Parse results not deduplicated

Question

Parse results not deduplicated

Closed this issue 8 months ago · 1 comments

Overview

Repeat entries in dependency files are included in parse results as many times as they are repeated.

How To Reproduce

Steps to reproduce this behavior:

❯ phylum --version
phylum v5.8.0

❯ cat requirements.txt
pyyaml==5.3.1
pyyaml==5.3.1

❯ phylum parse --lockfile-type pip requirements.txt
[
  {
    "name": "pyyaml",
    "version": "5.3.1",
    "type": "pypi",
    "lockfile": "requirements.txt"
  },
  {
    "name": "pyyaml",
    "version": "5.3.1",
    "type": "pypi",
    "lockfile": "requirements.txt"
  }
]

❯ phylum parse --lockfile-type pip requirements.txt | jq 'length'
2

Expected Behavior

Repeat entries are only included once in parse results.

Additional Context

Maybe this is less of a bug and more of a feature request. However, there isn't a use case that comes to mind where having repeat entries in a dependency file is intended. Reporting on the number of dependencies, based on the parsed output, also seems wrong if repeat entries are counted.

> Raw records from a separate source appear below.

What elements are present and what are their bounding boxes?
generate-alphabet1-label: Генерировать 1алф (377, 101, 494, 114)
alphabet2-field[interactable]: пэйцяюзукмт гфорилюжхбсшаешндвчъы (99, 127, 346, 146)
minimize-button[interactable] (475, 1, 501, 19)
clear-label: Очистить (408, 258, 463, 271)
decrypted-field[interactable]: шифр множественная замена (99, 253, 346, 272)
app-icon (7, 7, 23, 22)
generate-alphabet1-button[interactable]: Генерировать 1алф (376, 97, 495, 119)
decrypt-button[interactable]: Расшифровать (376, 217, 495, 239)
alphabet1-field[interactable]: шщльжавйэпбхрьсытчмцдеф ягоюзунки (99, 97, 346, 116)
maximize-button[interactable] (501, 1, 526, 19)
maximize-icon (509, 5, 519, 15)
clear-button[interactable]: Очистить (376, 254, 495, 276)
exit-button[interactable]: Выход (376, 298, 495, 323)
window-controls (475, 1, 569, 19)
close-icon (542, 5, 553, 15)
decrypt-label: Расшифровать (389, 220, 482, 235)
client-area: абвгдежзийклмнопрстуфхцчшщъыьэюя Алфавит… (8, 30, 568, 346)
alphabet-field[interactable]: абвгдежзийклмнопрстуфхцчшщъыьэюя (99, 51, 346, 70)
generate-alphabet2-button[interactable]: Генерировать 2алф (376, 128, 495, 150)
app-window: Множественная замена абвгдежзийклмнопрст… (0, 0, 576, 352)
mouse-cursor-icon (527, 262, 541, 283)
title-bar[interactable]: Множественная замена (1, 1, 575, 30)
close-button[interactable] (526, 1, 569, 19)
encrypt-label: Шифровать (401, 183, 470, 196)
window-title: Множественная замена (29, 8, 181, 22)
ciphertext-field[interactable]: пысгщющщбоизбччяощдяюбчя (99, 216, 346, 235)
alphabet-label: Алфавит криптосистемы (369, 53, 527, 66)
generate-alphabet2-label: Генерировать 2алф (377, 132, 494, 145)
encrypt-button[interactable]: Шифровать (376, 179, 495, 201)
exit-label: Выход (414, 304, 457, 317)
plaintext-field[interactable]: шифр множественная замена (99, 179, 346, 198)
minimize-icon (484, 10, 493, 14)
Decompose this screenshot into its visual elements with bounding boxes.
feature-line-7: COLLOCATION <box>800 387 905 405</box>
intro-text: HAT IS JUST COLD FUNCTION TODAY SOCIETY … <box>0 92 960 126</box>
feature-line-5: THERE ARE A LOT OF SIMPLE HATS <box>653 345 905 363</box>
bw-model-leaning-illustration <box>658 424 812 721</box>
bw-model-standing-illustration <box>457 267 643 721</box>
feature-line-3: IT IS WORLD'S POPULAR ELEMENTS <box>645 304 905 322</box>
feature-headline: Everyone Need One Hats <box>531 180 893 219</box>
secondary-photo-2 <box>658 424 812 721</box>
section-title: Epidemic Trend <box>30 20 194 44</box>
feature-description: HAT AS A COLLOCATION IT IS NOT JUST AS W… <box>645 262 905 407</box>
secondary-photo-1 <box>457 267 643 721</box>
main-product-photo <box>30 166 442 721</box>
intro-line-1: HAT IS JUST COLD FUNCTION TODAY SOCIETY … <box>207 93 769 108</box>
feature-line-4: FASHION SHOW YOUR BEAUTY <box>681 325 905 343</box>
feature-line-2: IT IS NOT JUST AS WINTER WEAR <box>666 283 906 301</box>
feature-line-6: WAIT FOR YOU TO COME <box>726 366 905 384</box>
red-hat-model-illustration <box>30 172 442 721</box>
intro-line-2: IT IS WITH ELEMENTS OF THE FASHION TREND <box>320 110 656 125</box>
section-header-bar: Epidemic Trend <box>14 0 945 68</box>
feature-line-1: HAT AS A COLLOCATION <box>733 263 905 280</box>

#1274 is a related issue where repeat entries are captured due to not normalizing package names.

Answer 1 · 2023-11-02T20:33:52.000Z

I don't see any reason to deduplicate these results. The API does deduplication automatically when submitting a job, so this does not break anything.

And the only file where this is remotely likely to happen is requirements.txt because it is a ~~abomination~~ lockifest. Normal lockfiles and manifests don't have this problem because the dependency tool does deduplication when creating the lockfile.

[T]here isn't a use case that comes to mind where having repeat entries in a dependency file is intended.

This further makes the point. If there is no use case for it, there is no reason to fine tune our handling of it. The current behavior does not break anything.

Reporting on the number of dependencies, based on the parsed output, also seems wrong if repeat entries are counted.

Reporting on the number of dependencies is not a feature of phylum parse. Anyone using this output for that purpose can easily do the deduplication themselves. At that point, they can also handle identical dependencies that come from different lockfiles and other edge cases that may concern them.